以下部分内容仅为本人一得之见,如有错误,望跟帖反馈。
Dispatch
首先,我们需要读取完全读取该段代码,直到遇到ret指令终止。
为了方便分析堆栈中的数据情况,在将代码拼接回来时,对于CALL指令可以直接将其转化为push imm32/jmp addr的结构,跳转指令则直接舍去。
#获取一段汇编代码,以RET X指令作为终止信号
#CALL指令转换为push ret/jmp addr
#条件跳转默认成立
def GetAsm(StartAddr):
LstAsm = []
ObDis = Cs(CS_ARCH_X86, CS_MODE_32)
ObDis.detail = True
k = b'\x6A\x00'
asmm = ObDis.disasm(k, 0x401000)
for insn in asmm:
vcall = insn
state = True
while state:
code = ReadMemory(StartAddr, 30)
asmm = ObDis.disasm(code, StartAddr)
x = 0
for insn in asmm:
if insn.mnemonic == 'ret':
LstAsm.append(insn)
state = False
if x == 0:
if IsBranch(insn.mnemonic):
for i in insn.operands:
StartAddr = i.imm
break
elif insn.mnemonic == 'call':
for i in insn.operands:
LstAsm.append(vcall)
StartAddr = i.imm
break
else:
LstAsm.append(insn)
elif x == 1:
StartAddr = insn.address
break
x += 1
return LstAsm
因为要分析ret 0x10这条指令最终走向何处,所以我们要对程序运行时的栈进行模拟。
建立一个字典,作为程序运行时的栈空间。通过分析代码,处理sub、sbb、add、adc、lea等指令对esp的影响,更新栈指针,同时注意对于栈空间的访问。但当遇到如sub esp,reg32或者mov reg32,[esp + reg32 - imm8]等指令,我们还是认为其对堆栈的影响是不可预料的。我们将栈里的内存以DWORD为单位开始编号。
但我模拟的栈指针是从低地址向高地址扩展的,所以对于程序中对于esp的调整,都要进行与之相反的工作来调整模拟的栈指针。并为每条指令附加read,write字典,以表示其访问的栈变量。

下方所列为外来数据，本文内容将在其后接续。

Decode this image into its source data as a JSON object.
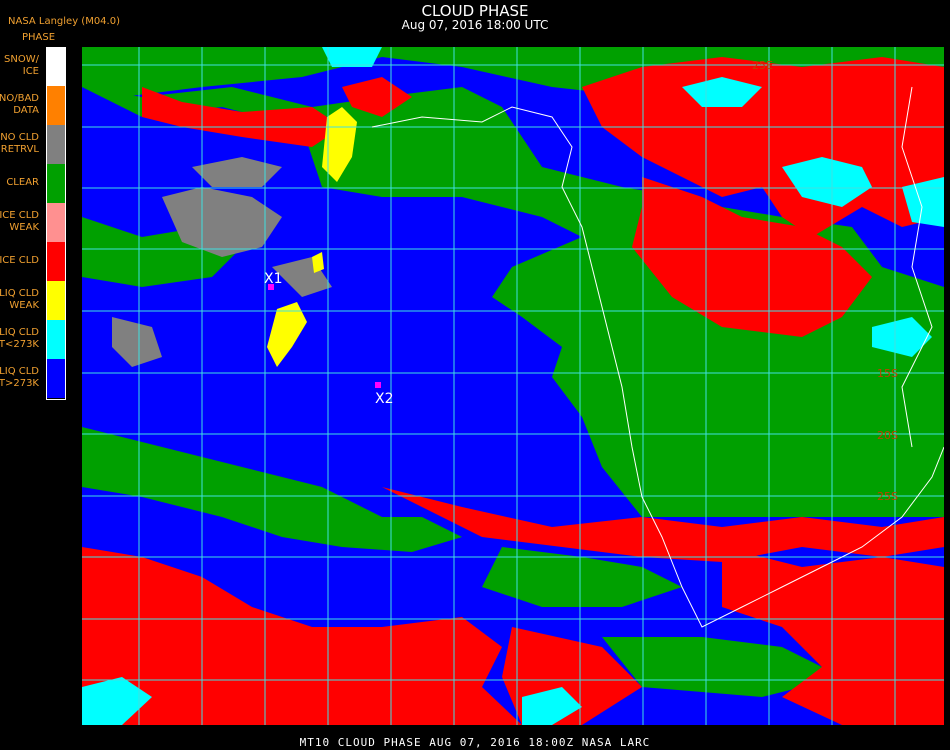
{
  "header": {
    "source": "NASA Langley (M04.0)",
    "legend_heading": "PHASE",
    "title": "CLOUD PHASE",
    "subtitle": "Aug 07, 2016 18:00 UTC"
  },
  "legend": [
    {
      "line1": "SNOW/",
      "line2": "ICE",
      "color": "#ffffff"
    },
    {
      "line1": "NO/BAD",
      "line2": "DATA",
      "color": "#ff8000"
    },
    {
      "line1": "NO CLD",
      "line2": "RETRVL",
      "color": "#808080"
    },
    {
      "line1": "CLEAR",
      "line2": "",
      "color": "#00a000"
    },
    {
      "line1": "ICE CLD",
      "line2": "WEAK",
      "color": "#ff9090"
    },
    {
      "line1": "ICE CLD",
      "line2": "",
      "color": "#ff0000"
    },
    {
      "line1": "LIQ CLD",
      "line2": "WEAK",
      "color": "#ffff00"
    },
    {
      "line1": "LIQ CLD",
      "line2": "T<273K",
      "color": "#00ffff"
    },
    {
      "line1": "LIQ CLD",
      "line2": "T>273K",
      "color": "#0000ff"
    }
  ],
  "markers": [
    {
      "label": "X1",
      "color": "#ff00ff"
    },
    {
      "label": "X2",
      "color": "#ff00ff"
    }
  ],
  "grid_labels": [
    "25E",
    "15S",
    "20S",
    "25S"
  ],
  "colors": {
    "grid": "#40e0e0",
    "coast": "#ffffff",
    "grid_label": "#c04000"
  },
  "footer": "MT10  CLOUD PHASE   AUG 07, 2016 18:00Z   NASA LARC"
}
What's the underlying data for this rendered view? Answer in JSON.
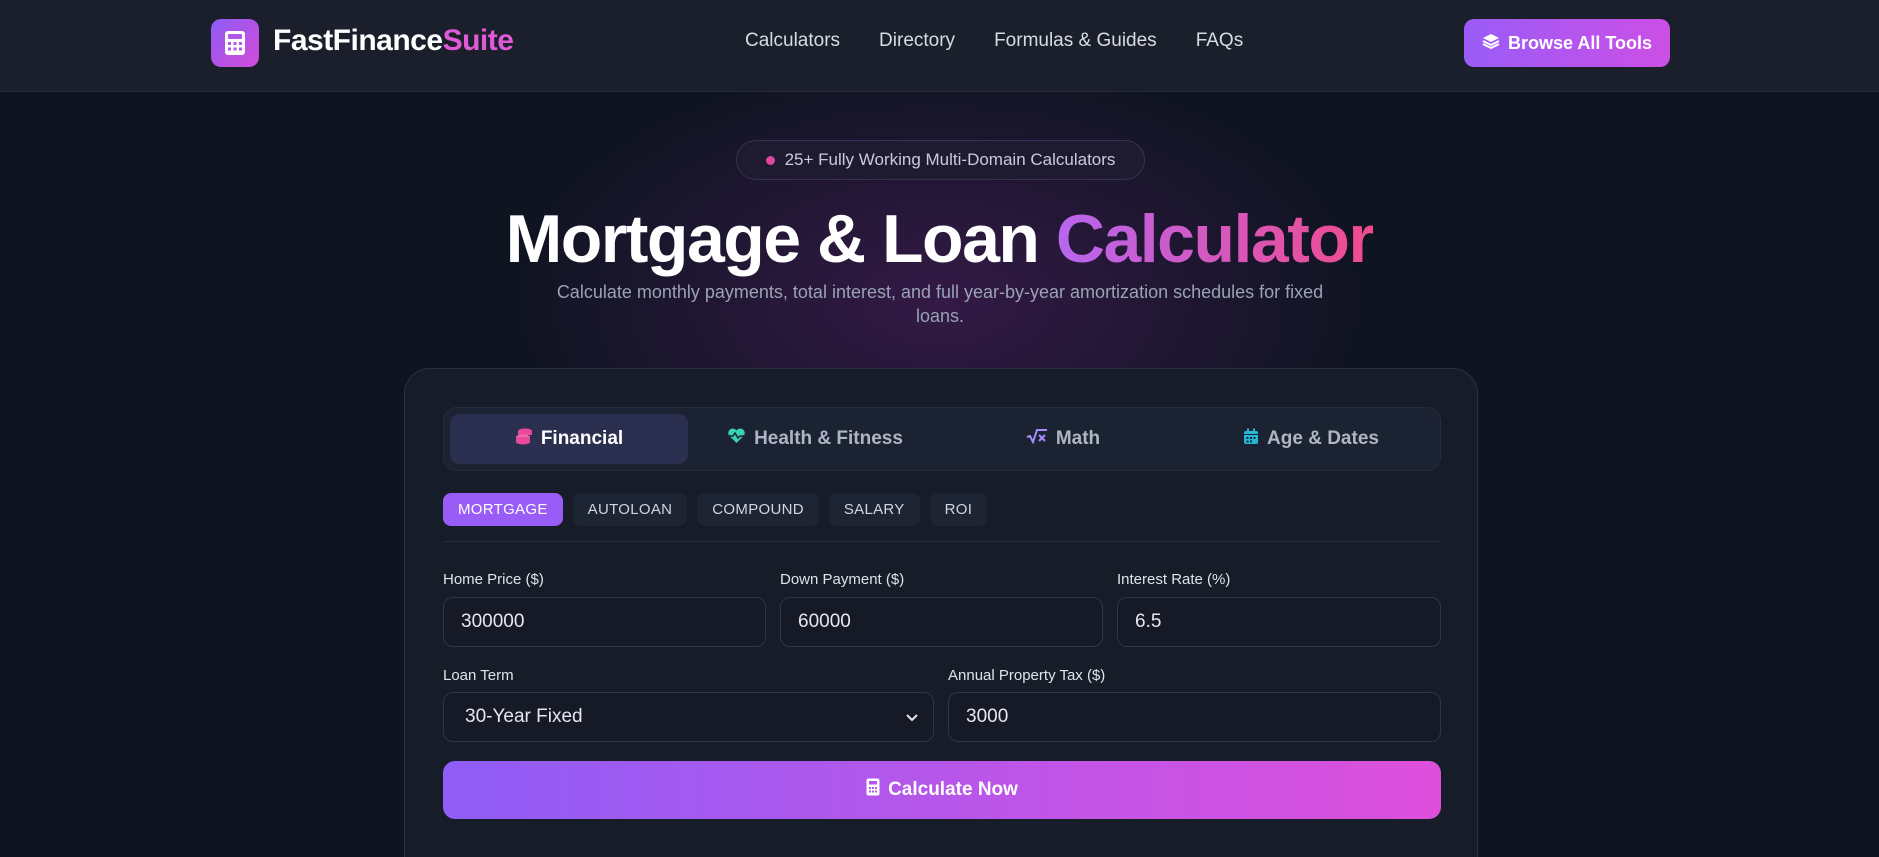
{
  "header": {
    "brand_part1": "FastFinance",
    "brand_part2": "Suite",
    "nav": [
      "Calculators",
      "Directory",
      "Formulas & Guides",
      "FAQs"
    ],
    "browse_label": "Browse All Tools"
  },
  "hero": {
    "pill_text": "25+ Fully Working Multi-Domain Calculators",
    "title_main": "Mortgage & Loan ",
    "title_accent": "Calculator",
    "subtitle": "Calculate monthly payments, total interest, and full year-by-year amortization schedules for fixed loans."
  },
  "category_tabs": [
    {
      "label": "Financial",
      "icon": "coins-icon",
      "active": true
    },
    {
      "label": "Health & Fitness",
      "icon": "heart-pulse-icon",
      "active": false
    },
    {
      "label": "Math",
      "icon": "square-root-icon",
      "active": false
    },
    {
      "label": "Age & Dates",
      "icon": "calendar-icon",
      "active": false
    }
  ],
  "sub_tabs": [
    "MORTGAGE",
    "AUTOLOAN",
    "COMPOUND",
    "SALARY",
    "ROI"
  ],
  "form": {
    "home_price_label": "Home Price ($)",
    "home_price_value": "300000",
    "down_payment_label": "Down Payment ($)",
    "down_payment_value": "60000",
    "interest_rate_label": "Interest Rate (%)",
    "interest_rate_value": "6.5",
    "loan_term_label": "Loan Term",
    "loan_term_value": "30-Year Fixed",
    "property_tax_label": "Annual Property Tax ($)",
    "property_tax_value": "3000",
    "calculate_label": "Calculate Now"
  },
  "colors": {
    "accent_purple": "#9a5cf7",
    "accent_pink": "#e05ad8",
    "teal_icon": "#3ad1b8"
  }
}
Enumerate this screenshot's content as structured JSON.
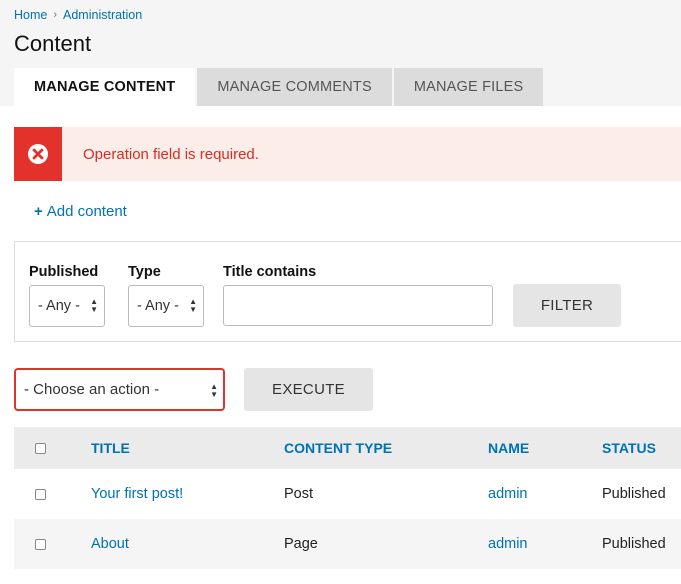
{
  "breadcrumb": {
    "items": [
      "Home",
      "Administration"
    ]
  },
  "page": {
    "title": "Content"
  },
  "tabs": [
    {
      "label": "MANAGE CONTENT",
      "active": true
    },
    {
      "label": "MANAGE COMMENTS",
      "active": false
    },
    {
      "label": "MANAGE FILES",
      "active": false
    }
  ],
  "message": {
    "text": "Operation field is required.",
    "icon": "error-x-icon",
    "color": "#e3322b"
  },
  "add_content": {
    "label": "Add content"
  },
  "filters": {
    "published": {
      "label": "Published",
      "value": "- Any -"
    },
    "type": {
      "label": "Type",
      "value": "- Any -"
    },
    "title": {
      "label": "Title contains",
      "value": ""
    },
    "filter_button": "FILTER"
  },
  "bulk": {
    "action_value": "- Choose an action -",
    "execute_button": "EXECUTE"
  },
  "table": {
    "columns": [
      "TITLE",
      "CONTENT TYPE",
      "NAME",
      "STATUS"
    ],
    "rows": [
      {
        "title": "Your first post!",
        "type": "Post",
        "name": "admin",
        "status": "Published"
      },
      {
        "title": "About",
        "type": "Page",
        "name": "admin",
        "status": "Published"
      }
    ]
  },
  "colors": {
    "link": "#0071b3",
    "error": "#e3322b",
    "error_bg": "#fcede9"
  }
}
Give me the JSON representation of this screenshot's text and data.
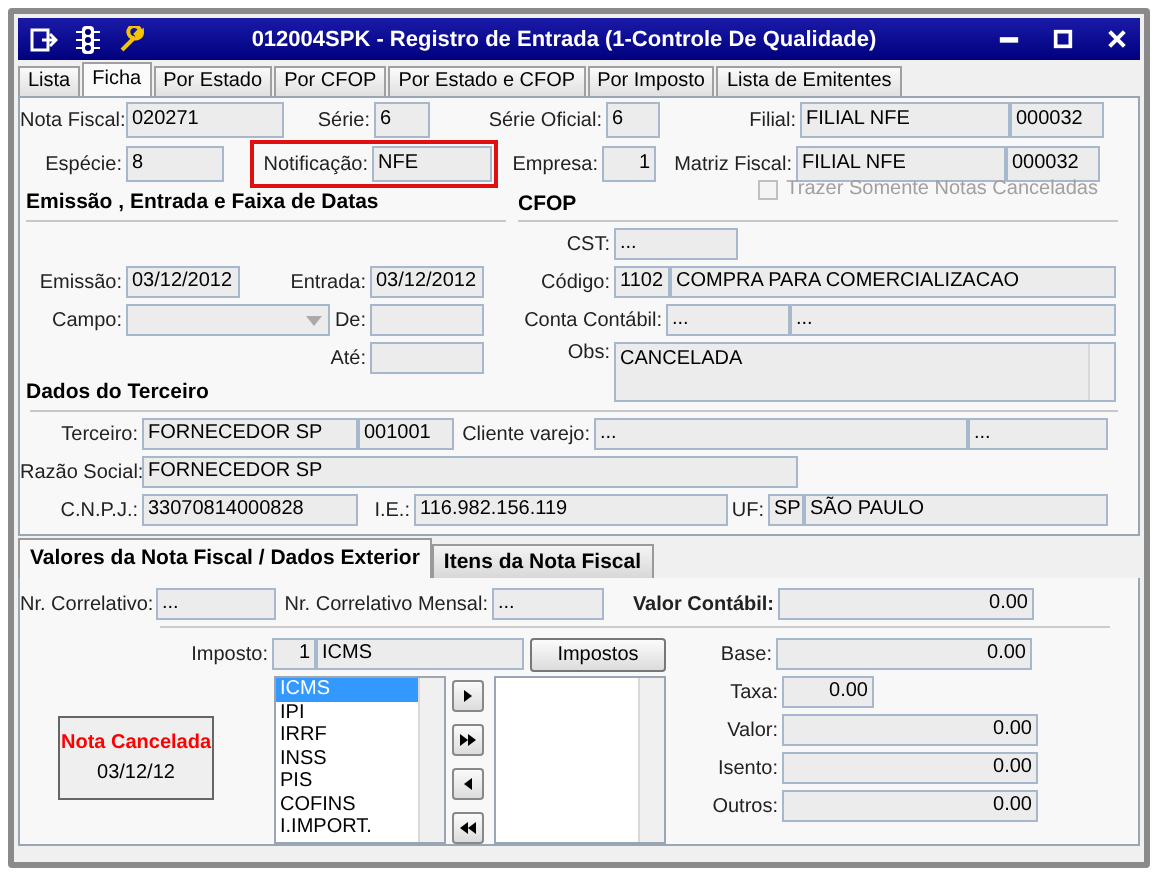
{
  "window": {
    "title": "012004SPK - Registro de Entrada (1-Controle De Qualidade)"
  },
  "tabs": [
    {
      "label": "Lista",
      "selected": false
    },
    {
      "label": "Ficha",
      "selected": true
    },
    {
      "label": "Por Estado",
      "selected": false
    },
    {
      "label": "Por CFOP",
      "selected": false
    },
    {
      "label": "Por Estado e CFOP",
      "selected": false
    },
    {
      "label": "Por Imposto",
      "selected": false
    },
    {
      "label": "Lista de Emitentes",
      "selected": false
    }
  ],
  "nota_fiscal": {
    "label": "Nota Fiscal:",
    "value": "020271"
  },
  "serie": {
    "label": "Série:",
    "value": "6"
  },
  "serie_oficial": {
    "label": "Série Oficial:",
    "value": "6"
  },
  "filial": {
    "label": "Filial:",
    "name": "FILIAL NFE",
    "code": "000032"
  },
  "especie": {
    "label": "Espécie:",
    "value": "8"
  },
  "notificacao": {
    "label": "Notificação:",
    "value": "NFE",
    "highlighted": true
  },
  "empresa": {
    "label": "Empresa:",
    "value": "1"
  },
  "matriz_fiscal": {
    "label": "Matriz Fiscal:",
    "name": "FILIAL NFE",
    "code": "000032"
  },
  "cancel_filter": {
    "label": "Trazer Somente Notas Canceladas",
    "checked": false,
    "disabled": true
  },
  "dates": {
    "title": "Emissão , Entrada e Faixa de Datas",
    "emissao": {
      "label": "Emissão:",
      "value": "03/12/2012"
    },
    "entrada": {
      "label": "Entrada:",
      "value": "03/12/2012"
    },
    "campo": {
      "label": "Campo:"
    },
    "de": {
      "label": "De:"
    },
    "ate": {
      "label": "Até:"
    }
  },
  "cfop": {
    "title": "CFOP",
    "cst": {
      "label": "CST:",
      "value": "..."
    },
    "codigo": {
      "label": "Código:",
      "code": "1102",
      "name": "COMPRA PARA COMERCIALIZACAO"
    },
    "conta_contabil": {
      "label": "Conta Contábil:",
      "code": "...",
      "name": "..."
    },
    "obs": {
      "label": "Obs:",
      "value": "CANCELADA"
    }
  },
  "terceiro": {
    "title": "Dados do Terceiro",
    "terceiro": {
      "label": "Terceiro:",
      "name": "FORNECEDOR SP",
      "code": "001001"
    },
    "cliente_varejo": {
      "label": "Cliente varejo:",
      "name": "...",
      "code": "..."
    },
    "razao_social": {
      "label": "Razão Social:",
      "value": "FORNECEDOR SP"
    },
    "cnpj": {
      "label": "C.N.P.J.:",
      "value": "33070814000828"
    },
    "ie": {
      "label": "I.E.:",
      "value": "116.982.156.119"
    },
    "uf": {
      "label": "UF:",
      "code": "SP",
      "name": "SÃO PAULO"
    }
  },
  "bottom_tabs": [
    {
      "label": "Valores da Nota Fiscal / Dados Exterior",
      "selected": true
    },
    {
      "label": "Itens da Nota Fiscal",
      "selected": false
    }
  ],
  "nr_correlativo": {
    "label": "Nr. Correlativo:",
    "value": "..."
  },
  "nr_correlativo_mensal": {
    "label": "Nr. Correlativo Mensal:",
    "value": "..."
  },
  "valor_contabil": {
    "label": "Valor Contábil:",
    "value": "0.00"
  },
  "imposto": {
    "label": "Imposto:",
    "code": "1",
    "name": "ICMS"
  },
  "impostos_button": "Impostos",
  "tax_list": [
    {
      "label": "ICMS",
      "selected": true
    },
    {
      "label": "IPI",
      "selected": false
    },
    {
      "label": "IRRF",
      "selected": false
    },
    {
      "label": "INSS",
      "selected": false
    },
    {
      "label": "PIS",
      "selected": false
    },
    {
      "label": "COFINS",
      "selected": false
    },
    {
      "label": "I.IMPORT.",
      "selected": false
    }
  ],
  "status": {
    "title": "Nota Cancelada",
    "date": "03/12/12"
  },
  "amounts": [
    {
      "label": "Base:",
      "value": "0.00",
      "kind": "wide"
    },
    {
      "label": "Taxa:",
      "value": "0.00",
      "kind": "narrow"
    },
    {
      "label": "Valor:",
      "value": "0.00",
      "kind": "wide"
    },
    {
      "label": "Isento:",
      "value": "0.00",
      "kind": "wide"
    },
    {
      "label": "Outros:",
      "value": "0.00",
      "kind": "wide"
    }
  ]
}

注意,我忽略了将esp赋值给其它寄存器,程序通过其它寄存器来访问栈空间的情况。
def AnalyzeStackObfs(LstAsm):
ptr = -1 #模拟栈指针,但是从低地址向高地址扩展的,以DWORD为最小单位,即执行一次push dword栈指针递增1
LstStackInfo = []
stackele = {}
stackele['read'] = []
stackele['write'] = []
for insn in LstAsm:
stackele = {}
stackele['read'] = []
stackele['write'] = []
if insn.mnemonic == 'push': #入栈
for x in insn.operands:
if x.type == X86_OP_MEM and insn.reg_name(x.mem.base) == 'esp' and x.mem.index == 0:
if x.mem.disp % 4 != 0:
print('栈混淆清理可能有误,因为有未知的调整栈指针指令,该指令位于%X' % (insn.address))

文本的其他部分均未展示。